Ingredients
Units
Scale
- 3 tbsp extra virgin olive oil
- 2 green onions, thinly sliced (keep green and white parts separate)
- 1 garlic clove, minced
- 2 tbsp slivered almonds
- 1/4 tsp Aleppo pepper flakes (can sub a pinch of crushed red pepper flakes)
- 1 15 oz can white beans (I prefer cannellini), drained and rinsed
- 1 14oz can hearts of palm, chopped
- 3/4 cup fresh parsley, chopped
- 1 tbsp capers
- 1 celery stalk, chopped
- 2 tbsp lemon juice (plus zest of 1 lemon)
- 1/2 tsp salt, divided, to taste
Instructions
- Warm oil in a medium skillet over medium heat.

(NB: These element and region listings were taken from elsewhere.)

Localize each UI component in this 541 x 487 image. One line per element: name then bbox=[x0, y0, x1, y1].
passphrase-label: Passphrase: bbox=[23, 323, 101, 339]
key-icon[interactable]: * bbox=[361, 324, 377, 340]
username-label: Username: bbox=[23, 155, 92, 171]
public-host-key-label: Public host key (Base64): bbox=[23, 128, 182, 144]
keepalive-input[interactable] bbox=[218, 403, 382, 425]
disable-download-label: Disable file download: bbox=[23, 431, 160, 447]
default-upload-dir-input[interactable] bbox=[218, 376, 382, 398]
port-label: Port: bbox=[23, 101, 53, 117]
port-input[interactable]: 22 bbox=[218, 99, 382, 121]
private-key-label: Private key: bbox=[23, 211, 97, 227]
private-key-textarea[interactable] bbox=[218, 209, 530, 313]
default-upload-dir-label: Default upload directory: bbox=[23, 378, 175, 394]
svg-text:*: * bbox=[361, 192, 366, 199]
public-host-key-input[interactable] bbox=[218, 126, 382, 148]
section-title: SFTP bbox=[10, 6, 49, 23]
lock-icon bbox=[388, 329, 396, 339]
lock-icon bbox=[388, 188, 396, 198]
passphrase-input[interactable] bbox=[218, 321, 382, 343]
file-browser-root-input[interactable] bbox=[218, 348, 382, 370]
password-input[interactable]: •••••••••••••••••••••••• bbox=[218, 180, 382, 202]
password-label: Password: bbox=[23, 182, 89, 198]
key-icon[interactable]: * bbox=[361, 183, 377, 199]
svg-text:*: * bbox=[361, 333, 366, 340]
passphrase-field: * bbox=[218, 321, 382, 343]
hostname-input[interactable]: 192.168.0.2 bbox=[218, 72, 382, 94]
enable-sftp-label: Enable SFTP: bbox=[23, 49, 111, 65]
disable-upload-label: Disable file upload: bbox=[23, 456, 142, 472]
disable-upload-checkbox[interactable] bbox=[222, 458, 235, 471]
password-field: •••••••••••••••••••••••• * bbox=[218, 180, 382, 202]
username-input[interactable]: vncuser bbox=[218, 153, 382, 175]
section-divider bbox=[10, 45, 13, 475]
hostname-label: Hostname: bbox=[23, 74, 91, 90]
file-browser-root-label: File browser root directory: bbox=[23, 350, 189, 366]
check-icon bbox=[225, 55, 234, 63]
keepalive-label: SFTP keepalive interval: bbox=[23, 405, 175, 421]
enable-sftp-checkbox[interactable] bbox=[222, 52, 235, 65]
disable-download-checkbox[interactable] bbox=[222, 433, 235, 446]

Once hot, cook whites of onions with a pink of salt for about 2 minutes, stirring often, until they're starting to brown. Add garlic and almonds and cook another 2-3 minutes, until everything is golden and fragrant.
- Remove from heat. Stir in Aleppo pepper.
- To a medium mixing bowl, add beans, hearts of palm, parsley, capers, celery, and green parts of the onion. Drizzle on the almond oil mixture from the pan along with the lemon zest (zest before slicing), lemon juice, and 1/4 tsp salt. Gently toss to combine. Season to taste with more salt--I add another good pinch. This gets even better after it sits and the flavors can meld. Store in the fridge for up to 4 days.